ArmoniK Deployment, Application Principles and Rules
Deployment
Use the same version for all components of ArmoniK Core:
Agent
Metrics exporter
Control plane
Utilize Helm charts to deploy ArmoniK on Kubernetes.
Leverage ArmoniK dependencies to manage services as much as possible, particularly:
AWS: Use S3 for object storage and SQS for the queue.
GCP: Use GCS for object storage and PubSub for the queue.
On-premises deployment: Use MinIO for object storage and RabbitMQ (version ≥ 4.0) for the queue. Note that we have less experience in this area, but these are our current recommendations.
MongoDB Atlas for MongoDB, if feasible.
Avoid using Seq for log storage; while it is a good solution for developers on personal machines, it is not suitable for multi-user environments.
Properly size Prometheus and the metrics exporter, as they are fundamental components of Horizontal Pod Autoscaling (HPA) and monitoring.
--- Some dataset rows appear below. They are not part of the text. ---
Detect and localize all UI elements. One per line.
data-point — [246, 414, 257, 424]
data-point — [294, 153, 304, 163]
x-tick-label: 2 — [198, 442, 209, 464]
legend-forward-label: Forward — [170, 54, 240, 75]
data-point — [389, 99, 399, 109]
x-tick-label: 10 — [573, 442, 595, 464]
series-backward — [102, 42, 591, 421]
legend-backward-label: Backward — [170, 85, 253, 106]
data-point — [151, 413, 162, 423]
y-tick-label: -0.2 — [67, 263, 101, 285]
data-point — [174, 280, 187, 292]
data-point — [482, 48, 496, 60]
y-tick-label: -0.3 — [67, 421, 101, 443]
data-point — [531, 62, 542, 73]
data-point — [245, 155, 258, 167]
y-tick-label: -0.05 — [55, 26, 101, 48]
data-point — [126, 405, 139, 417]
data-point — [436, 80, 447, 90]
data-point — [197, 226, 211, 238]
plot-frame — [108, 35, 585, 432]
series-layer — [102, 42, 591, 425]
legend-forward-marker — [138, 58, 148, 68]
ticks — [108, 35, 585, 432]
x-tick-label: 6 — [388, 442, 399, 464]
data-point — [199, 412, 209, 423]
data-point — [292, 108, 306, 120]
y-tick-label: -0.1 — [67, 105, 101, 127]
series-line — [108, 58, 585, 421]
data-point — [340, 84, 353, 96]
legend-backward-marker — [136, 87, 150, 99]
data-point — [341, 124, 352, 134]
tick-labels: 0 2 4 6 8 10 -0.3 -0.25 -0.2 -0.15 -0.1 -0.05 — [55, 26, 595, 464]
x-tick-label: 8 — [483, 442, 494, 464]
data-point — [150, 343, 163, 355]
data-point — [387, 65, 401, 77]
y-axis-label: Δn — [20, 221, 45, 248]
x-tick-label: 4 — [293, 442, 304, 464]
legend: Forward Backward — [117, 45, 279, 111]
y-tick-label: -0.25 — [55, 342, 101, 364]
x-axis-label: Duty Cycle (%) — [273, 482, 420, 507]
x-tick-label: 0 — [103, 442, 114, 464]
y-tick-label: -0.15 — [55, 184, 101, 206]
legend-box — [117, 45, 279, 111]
Configuration of data retention and persistence is essential. We recommend having two Prometheus instances:
One dedicated to HPA: a smaller instance with data retention measured in hours.
A second dedicated to monitoring: a larger instance with data retention measured in days (e.g., one week).
Ensure compliance with your security rules and implement the following measures:
Regularly scan the Docker images of ArmoniK (Control Plane, Polling Agent, Worker Ext, Metrics Exporter, Pod Deletion Cost, Admin GUI, Meta Controller), as well as other public components (Prometheus, Nginx, Grafana, MongoDB, Mongosh, Fluent-bit), and the Docker images of private applications from the pricing service (e.g., DLLs running in the worker).
Update Docker images frequently to address Common Vulnerabilities and Exposures (CVEs).
Enable data-at-rest encryption as soon as possible (e.g., S3, ElastiCache, Amazon MQ, EFS).
Enable in-transit encryption for communications as soon as possible (e.g., ElastiCache, S3).
Prefer the use of custom client encryption keys.
Implement login/password authentication as soon as possible and secure them via a vault.
Use custom certificates signed by the client Certificate Authority (CA) as soon as possible and secure them in a vault or certificate manager.
Grant roles with least privilege permissions as soon as possible.
Use least privilege resource policies as soon as possible.
Implement an authentication and authorization system on the GUI.
Use mTLS certificates to connect to ArmoniK.
Place ArmoniK workers in a private Virtual Private Cloud (VPC) with controlled access to/from the outside.
Limit the opening of ports for managed services (e.g., ElastiCache, Amazon MQ).
Application Principles
Jobs should avoid accessing external storage system during execution. If required, use a dedicated Object Storage plug-in to manage the connection to you external storage system.
Workers can maintain a state; however, you cannot rely on its availability. Tasks must be designed to reconstruct the state when required. Therefore, no application should assume direct access to the compute nodes.
Workers can maintain a state; however, you cannot rely on its availability. Tasks must be designed to reconstruct the state when necessary. Consequently and whenever possible, no application data should be stored on local disks. Instead, temporary results should be returned to ArmoniK as the output of the task.
No task-to-task communication can be guaranteed. Tasks should not assume that other tasks are running concurrently and should not attempt to communicate with one another.
Application Rules
A task can have any duration, but consider the following guidelines:
If they are two short (less than 100 milliseconds), the scheduling overhead may outweigh the task duration.
Between 100 milliseconds and 10 minutes, is the sweet spot where you can effectively utilize preemptible instances for cost optimization.
Tasks exceeding 10 minutes may pose a higher risk and potentially lead to increased costs when using preemptible instances.
Applications should be designed to support the loss of any worker at any time, ideally using stateless workers.
No task should actively wait for another to complete. Instead, utilize ArmoniK’s dependency mechanism.
Avoid creating never-ending tasks to artificially reserve resources. Define custom autoscaling metrics to pre-allocate compute resources.
The grace period of your application must not exceed the grace period of the physical instances (2 minutes for AWS spot instances, between 15 seconds and 2 minutes on GCP spot instances). In other situations, it should not exceed 3 minutes.
Never introduce a potential Single Point of Failure (SPOF) or other centralized sharing or database services that cannot scale with application growth.
Long tasks (one hour or more) must be split into smaller tasks (ten or twenty minutes as a best practice target). As a last resort, implement a recovery mechanism to utilize saved data from the G2S mutualized cache service.
Whenever possible, avoid accessing the compute node’s local disk, as up to 40 tasks (cores) could access it simultaneously.